What time do you get up?

“I’m wide-awake at 6am.”

Have you always been a morning person?

“My morning routine has actually changed a fair bit over my career,” says Weeks. “Earlier on, I’d really struggle to get out of bed and was definitely not a morning person. More often than not, breakfast would be a bowl of cereal and then I’d be off to training.”

What’s for breakfast now?

When it’s game season, Weeks’ mornings go off without a hitch. “I’ve got a morning routine down pat. My breakfast is three poached eggs on toast with avocado and spinach (I’ve eaten this pre-training for the past three years). I’ll also sort my meals for the day: I’ve become pretty efficient at this now and can get it all done within 30 minutes.”

How did you change your ways?

“I have no illusions about how fortunate I am to be in this position. So to be honest, I find being unmotivated a little selfish.”

“I meditate quite regularly before I go to bed. I’m not a great sleeper and it’s sometimes tough to get to sleep, so meditating and breathing exercises help massively.” The result? Weeks jokes that he’s now so bright-eyed in the morning, he’s going to have to learn how to sleep in again.

Motivation is also a biggie when it comes to staying focussed, with Weeks’ main source being the enjoyment he gets from playing sport. “I have no illusions about how fortunate I am to be in this position.
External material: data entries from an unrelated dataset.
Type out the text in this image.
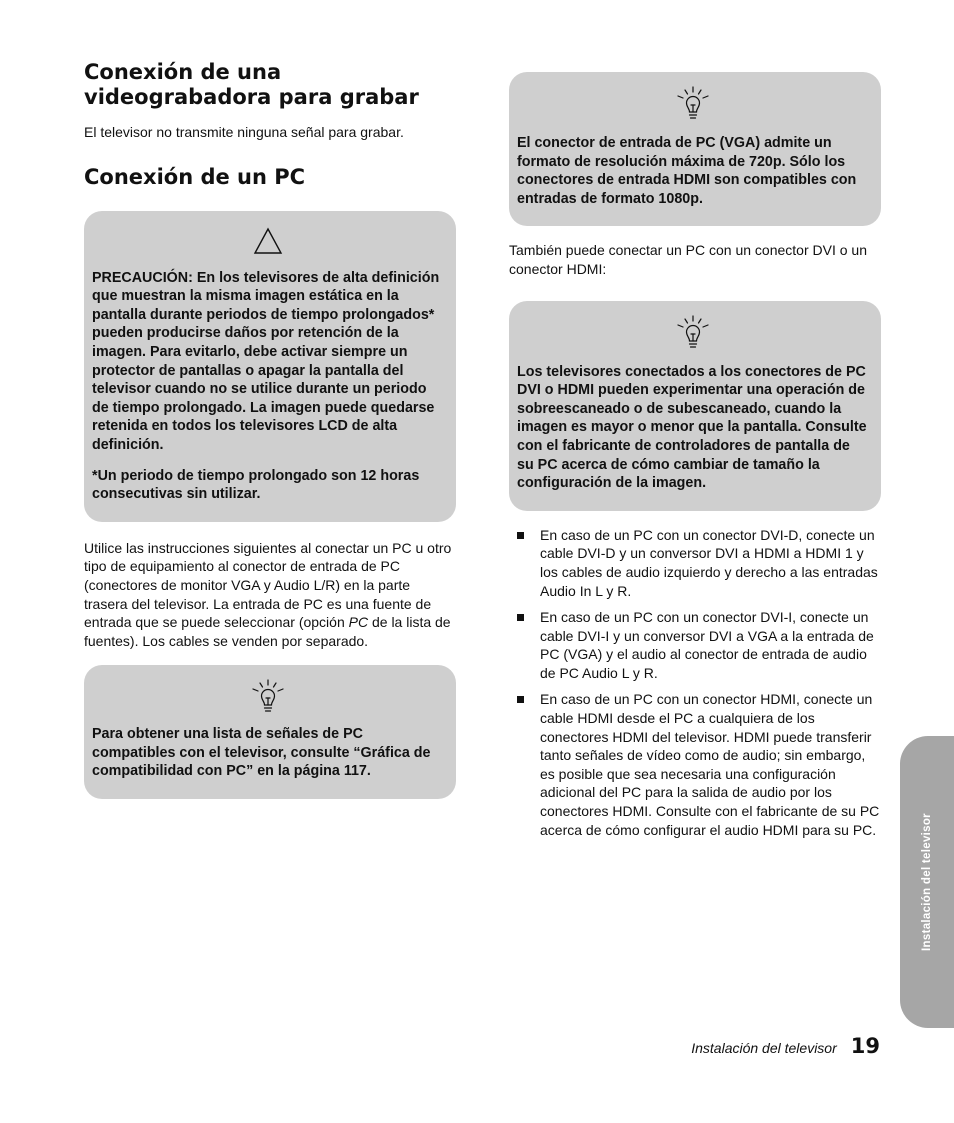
Conexión de una videograbadora para grabar

El televisor no transmite ninguna señal para grabar.

Conexión de un PC

PRECAUCIÓN: En los televisores de alta definición que muestran la misma imagen estática en la pantalla durante periodos de tiempo prolongados* pueden producirse daños por retención de la imagen. Para evitarlo, debe activar siempre un protector de pantallas o apagar la pantalla del televisor cuando no se utilice durante un periodo de tiempo prolongado. La imagen puede quedarse retenida en todos los televisores LCD de alta definición.

*Un periodo de tiempo prolongado son 12 horas consecutivas sin utilizar.

Utilice las instrucciones siguientes al conectar un PC u otro tipo de equipamiento al conector de entrada de PC (conectores de monitor VGA y Audio L/R) en la parte trasera del televisor. La entrada de PC es una fuente de entrada que se puede seleccionar (opción PC de la lista de fuentes). Los cables se venden por separado.

Para obtener una lista de señales de PC compatibles con el televisor, consulte “Gráfica de compatibilidad con PC” en la página 117.

El conector de entrada de PC (VGA) admite un formato de resolución máxima de 720p. Sólo los conectores de entrada HDMI son compatibles con entradas de formato 1080p.

También puede conectar un PC con un conector DVI o un conector HDMI:

Los televisores conectados a los conectores de PC DVI o HDMI pueden experimentar una operación de sobreescaneado o de subescaneado, cuando la imagen es mayor o menor que la pantalla. Consulte con el fabricante de controladores de pantalla de su PC acerca de cómo cambiar de tamaño la configuración de la imagen.

En caso de un PC con un conector DVI-D, conecte un cable DVI-D y un conversor DVI a HDMI a HDMI 1 y los cables de audio izquierdo y derecho a las entradas Audio In L y R.
En caso de un PC con un conector DVI-I, conecte un cable DVI-I y un conversor DVI a VGA a la entrada de PC (VGA) y el audio al conector de entrada de audio de PC Audio L y R.
En caso de un PC con un conector HDMI, conecte un cable HDMI desde el PC a cualquiera de los conectores HDMI del televisor. HDMI puede transferir tanto señales de vídeo como de audio; sin embargo, es posible que sea necesaria una configuración adicional del PC para la salida de audio por los conectores HDMI. Consulte con el fabricante de su PC acerca de cómo configurar el audio HDMI para su PC.	Instalación del televisor
Instalación del televisor 19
So to be honest, I find being unmotivated a little selfish. But if there are days when I’m struggling, I gain a lot of inspiration from my teammates. It’s what makes sports teams such great things to be part of.”

What about off-season?

Weeks’ biggest concern throughout the year is his diet, so staying motivated is a year-round pursuit. During the off season, his training load “drops significantly” and being conscious of this puts him in good stead for his return to the field. “Although we are encouraged to enjoy our breaks and refresh mentally, it’s pretty crucial to come back to pre-season in good shape. So during the off season I’ll do anything active that isn’t rugby related, like swimming and lots of dog walking – I won’t even step foot on a football field.”

How do you spend your rest days?

“During the season we often get a rest day during the week and one on the weekend, post match. During the week on our rest day we’ll usually catch up as a team and have breakfast at one of Melbourne’s cafes. The rest day is also great to use to catch up on any study that you need, whether it be for Uni or for review of the upcoming game (there’s a lot of detailed analysis that goes in to each match). Post match, I spend my rest day with my family, as they often travel down from Sydney for matches.” And if they’re not in town? “I happily spend the day in bed. It’s the only time I don’t struggle to sleep in.” And the truth comes out.
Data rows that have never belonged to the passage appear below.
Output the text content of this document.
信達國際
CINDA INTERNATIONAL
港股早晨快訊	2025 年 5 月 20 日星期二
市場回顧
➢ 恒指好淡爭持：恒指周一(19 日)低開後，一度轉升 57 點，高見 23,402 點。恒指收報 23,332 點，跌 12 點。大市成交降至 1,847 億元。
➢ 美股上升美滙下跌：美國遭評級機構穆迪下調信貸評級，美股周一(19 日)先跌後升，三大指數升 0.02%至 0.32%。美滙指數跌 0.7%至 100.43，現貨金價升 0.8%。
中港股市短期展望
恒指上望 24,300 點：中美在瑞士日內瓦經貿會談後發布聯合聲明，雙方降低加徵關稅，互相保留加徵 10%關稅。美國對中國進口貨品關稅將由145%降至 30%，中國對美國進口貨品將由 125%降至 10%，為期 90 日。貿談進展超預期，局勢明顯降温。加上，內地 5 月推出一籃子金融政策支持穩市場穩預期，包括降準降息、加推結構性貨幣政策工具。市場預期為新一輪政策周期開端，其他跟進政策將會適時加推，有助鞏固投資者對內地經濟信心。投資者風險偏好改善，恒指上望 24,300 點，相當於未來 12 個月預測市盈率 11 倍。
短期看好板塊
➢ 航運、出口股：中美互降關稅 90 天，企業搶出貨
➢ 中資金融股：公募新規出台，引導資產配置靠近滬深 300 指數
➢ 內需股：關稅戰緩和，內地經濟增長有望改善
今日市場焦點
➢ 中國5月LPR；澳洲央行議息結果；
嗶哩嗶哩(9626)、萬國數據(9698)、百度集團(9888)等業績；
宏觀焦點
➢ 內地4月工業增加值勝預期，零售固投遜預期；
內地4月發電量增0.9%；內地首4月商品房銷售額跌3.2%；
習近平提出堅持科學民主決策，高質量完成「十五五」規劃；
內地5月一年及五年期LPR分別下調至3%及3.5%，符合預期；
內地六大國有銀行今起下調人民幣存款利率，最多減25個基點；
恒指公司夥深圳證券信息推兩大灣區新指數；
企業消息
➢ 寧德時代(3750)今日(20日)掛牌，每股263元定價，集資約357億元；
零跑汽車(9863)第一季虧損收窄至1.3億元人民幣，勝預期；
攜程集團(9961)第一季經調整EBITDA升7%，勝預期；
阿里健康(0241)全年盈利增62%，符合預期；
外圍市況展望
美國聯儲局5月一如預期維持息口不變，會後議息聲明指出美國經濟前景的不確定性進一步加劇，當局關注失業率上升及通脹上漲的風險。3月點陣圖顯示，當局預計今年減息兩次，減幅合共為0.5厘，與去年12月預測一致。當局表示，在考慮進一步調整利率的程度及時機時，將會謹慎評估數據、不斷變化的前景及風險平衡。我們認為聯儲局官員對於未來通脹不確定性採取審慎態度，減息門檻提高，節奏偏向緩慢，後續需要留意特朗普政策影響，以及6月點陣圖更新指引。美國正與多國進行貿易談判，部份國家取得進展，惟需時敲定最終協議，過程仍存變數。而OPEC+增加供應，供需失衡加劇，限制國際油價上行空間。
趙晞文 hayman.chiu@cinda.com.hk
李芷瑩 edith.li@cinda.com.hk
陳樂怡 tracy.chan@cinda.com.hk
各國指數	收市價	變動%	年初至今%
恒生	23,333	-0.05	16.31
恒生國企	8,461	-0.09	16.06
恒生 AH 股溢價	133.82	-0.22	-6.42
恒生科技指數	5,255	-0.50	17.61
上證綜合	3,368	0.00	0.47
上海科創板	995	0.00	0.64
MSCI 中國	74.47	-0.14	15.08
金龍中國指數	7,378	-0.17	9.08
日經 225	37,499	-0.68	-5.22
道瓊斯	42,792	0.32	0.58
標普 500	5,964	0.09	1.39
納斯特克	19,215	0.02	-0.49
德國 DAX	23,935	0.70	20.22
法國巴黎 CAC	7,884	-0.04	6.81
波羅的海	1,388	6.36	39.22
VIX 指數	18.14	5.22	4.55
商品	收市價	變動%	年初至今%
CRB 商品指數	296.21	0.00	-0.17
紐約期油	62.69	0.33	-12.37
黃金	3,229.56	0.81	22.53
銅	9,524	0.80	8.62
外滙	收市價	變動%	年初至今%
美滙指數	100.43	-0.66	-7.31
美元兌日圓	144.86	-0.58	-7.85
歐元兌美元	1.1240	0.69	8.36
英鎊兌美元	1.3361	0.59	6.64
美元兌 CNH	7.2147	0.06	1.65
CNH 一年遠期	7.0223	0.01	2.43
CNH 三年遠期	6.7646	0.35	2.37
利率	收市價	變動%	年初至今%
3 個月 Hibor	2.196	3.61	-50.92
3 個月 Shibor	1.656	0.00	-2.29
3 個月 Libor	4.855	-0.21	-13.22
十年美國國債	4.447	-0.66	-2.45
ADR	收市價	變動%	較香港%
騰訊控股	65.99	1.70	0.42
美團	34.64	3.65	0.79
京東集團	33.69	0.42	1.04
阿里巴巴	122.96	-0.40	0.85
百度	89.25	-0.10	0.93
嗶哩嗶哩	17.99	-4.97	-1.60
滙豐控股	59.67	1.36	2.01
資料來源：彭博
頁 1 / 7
Do you have time for anything else?

“Balance with rugby and non-rugby life is huge. Its crucial to have something else going on in your life other than your sport, not only because it provides you with a profession after your sporting career finishes, but also because it allows you something else to focus on and is great for you mentally. RUPA (The Rugby Union Player’s Association) are excellent in helping players in this area. It would be very hard to find someone in a team who is not studying something.”